Zurbaran malował również martwe natury i sceny batalistyczne. Punkt kulminacyjny także w scenach z życia codziennego osiągał dzięki wykorzystaniu światła. Ma się "wrażenie, iż obdarza duszą przedmioty i osiąga nadnaturalną transcendencję" - zauważył komisarz wystawy.
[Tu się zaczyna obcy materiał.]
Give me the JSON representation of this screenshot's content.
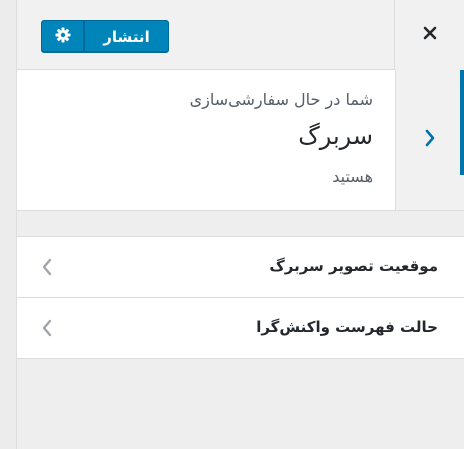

Swego czasu nazywany malarzem zakonników, Zurbaran nazywany jest też mistrzem mistycyzmu, a ostatnio cieszy się uznaniem jako "malarz, który malował to, czego nie daje się opisać". Tak określił go holenderski pisarz, wymieniany wśród kandydatów do literackiej Nagrody Nobla, Cees Nooteboom. "Tylko człowiek skromny i uważny, jakim rzeczywiście był Zurbaran, może malować niepojęte milczenie, które płynie z przedmiotów" - napisał w jednej z prac poświęconych barokowemu mistrzowi.
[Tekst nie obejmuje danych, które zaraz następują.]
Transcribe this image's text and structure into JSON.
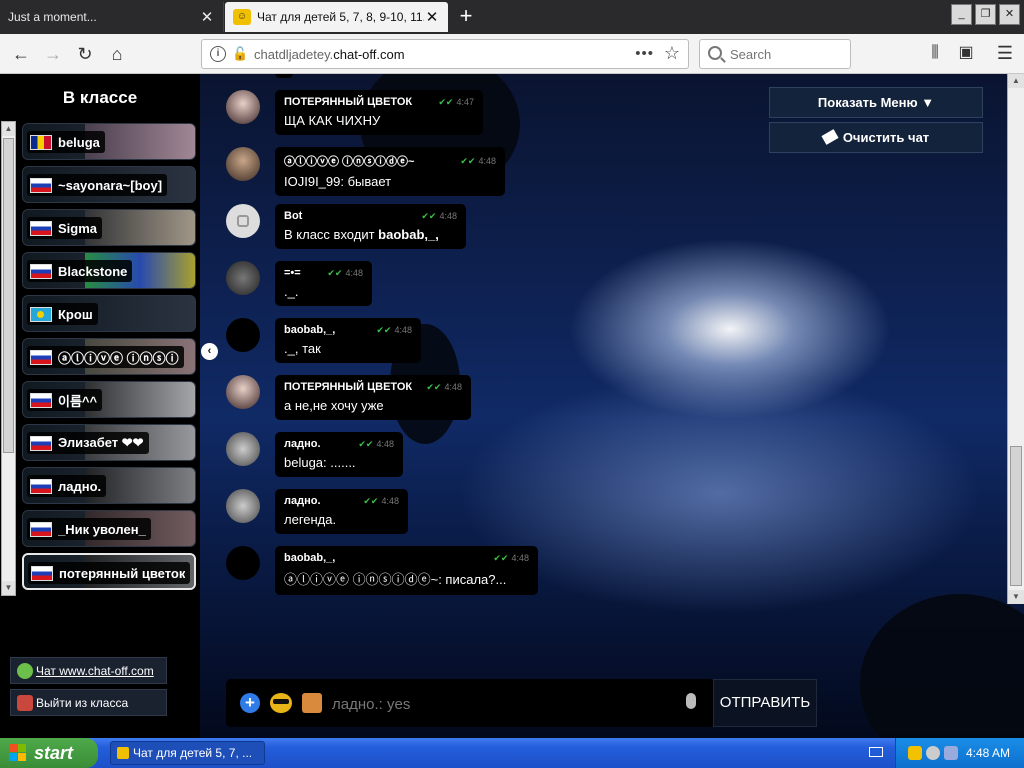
{
  "browser": {
    "tabs": [
      {
        "title": "Just a moment...",
        "active": false
      },
      {
        "title": "Чат для детей 5, 7, 8, 9-10, 11...",
        "active": true
      }
    ],
    "url_domain": "chatdljadetey.",
    "url_host": "chat-off.com",
    "search_placeholder": "Search"
  },
  "sidebar": {
    "title": "В классе",
    "users": [
      {
        "name": "beluga",
        "flag": "ro"
      },
      {
        "name": "~sayonara~[boy]",
        "flag": "ru"
      },
      {
        "name": "Sigma",
        "flag": "ru"
      },
      {
        "name": "Blackstone",
        "flag": "ru"
      },
      {
        "name": "Крош",
        "flag": "kz"
      },
      {
        "name": "ⓐⓛⓘⓥⓔ ⓘⓝⓢⓘ",
        "flag": "ru"
      },
      {
        "name": "이름^^",
        "flag": "ru"
      },
      {
        "name": "Элизабет ❤❤",
        "flag": "ru"
      },
      {
        "name": "ладно.",
        "flag": "ru"
      },
      {
        "name": "_Ник уволен_",
        "flag": "ru"
      },
      {
        "name": "потерянный цветок",
        "flag": "ru"
      }
    ],
    "links": [
      {
        "label": "Чат www.chat-off.com"
      },
      {
        "label": "Выйти из класса"
      }
    ]
  },
  "header_buttons": {
    "menu_label": "Показать Меню ▼",
    "clear_label": "Очистить чат"
  },
  "messages": [
    {
      "author": "ПОТЕРЯННЫЙ ЦВЕТОК",
      "time": "4:47",
      "text": "ЩА КАК ЧИХНУ"
    },
    {
      "author": "ⓐⓛⓘⓥⓔ ⓘⓝⓢⓘⓓⓔ~",
      "time": "4:48",
      "text": "IOJI9I_99: бывает"
    },
    {
      "author": "Bot",
      "time": "4:48",
      "text_pre": "В класс входит ",
      "text_bold": "baobab,_,"
    },
    {
      "author": "=•=",
      "time": "4:48",
      "text": "._."
    },
    {
      "author": "baobab,_,",
      "time": "4:48",
      "text": "._, так"
    },
    {
      "author": "ПОТЕРЯННЫЙ ЦВЕТОК",
      "time": "4:48",
      "text": "а не,не хочу уже"
    },
    {
      "author": "ладно.",
      "time": "4:48",
      "text": "beluga: ......."
    },
    {
      "author": "ладно.",
      "time": "4:48",
      "text": "легенда."
    },
    {
      "author": "baobab,_,",
      "time": "4:48",
      "text": "ⓐⓛⓘⓥⓔ ⓘⓝⓢⓘⓓⓔ~: писала?..."
    }
  ],
  "input": {
    "value": "ладно.: yes",
    "send_label": "ОТПРАВИТЬ"
  },
  "taskbar": {
    "start_label": "start",
    "task_label": "Чат для детей 5, 7, ...",
    "clock": "4:48 AM"
  },
  "colors": {
    "tick_green": "#3bc24a",
    "button_navy": "#14233c",
    "night_blue": "#102a66"
  }
}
"Współczesna publiczność reaguje emocjonalnie na obrazy. A Zurbaran ma wielką moc zaciekawiania tym, co leży poza samym przedstawieniem, poza tym co namalowane" - dodaje Finaldi.
W zorganizowaniu wystawy, która potrwa do 25 maja, uczestniczyły hiszpańskie muzea: Prado i Sztuk Pięknych w Sewilli. Obrazy wypożyczono również z różnych kolekcji prywatnych i instytucji religijnych na całym świecie. Pokazano na niej także niedawno dopiero zidentyfikowane płótna, jak m.in. "Wizja św. Piotra Nolasco", założyciela Zakonu Najświętszej Maryi Panny Miłosierdzia dla Odkupienia Niewolników czy "Mistyczne zaślubiny św. Katarzyny" i sześć jeszcze innych obrazów. Wśród pokazanych płócien są także: niewielkich rozmiarów alegoryczny "Agnus Dei", dwie wersje św. Franciszka w ekstazie i "Śpiąca Maria" (Madonna przedstawiona jako dziewczynka).
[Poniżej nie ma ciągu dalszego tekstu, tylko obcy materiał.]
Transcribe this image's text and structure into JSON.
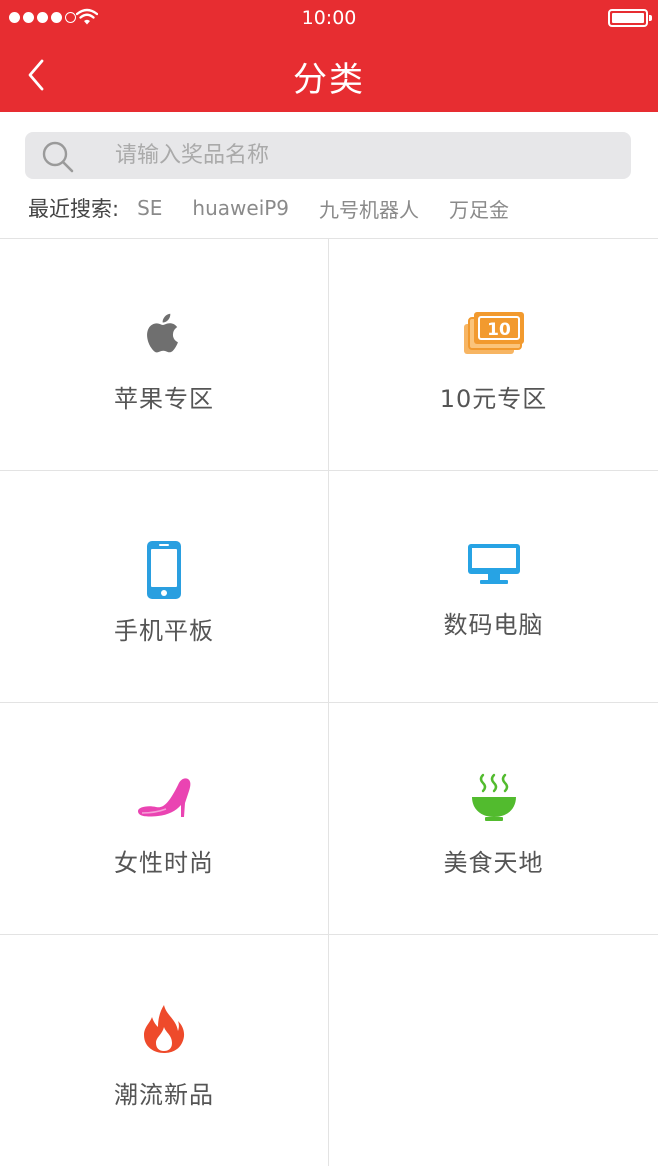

Wystawa prezentuje je według klucza tematycznego i chronologicznego, uwydatniając główne etapy twórczości Zurbarana, od początkowych wpływów caravaggionizmu (silnego, dramatycznego światłocienia i pozostawiania fragmentów przedstawienia w mroku) po ostatnie płótna, w których stosował środki mniej ekspresyjne i gdzie dramatyzm przedstawień ulega wyciszeniu.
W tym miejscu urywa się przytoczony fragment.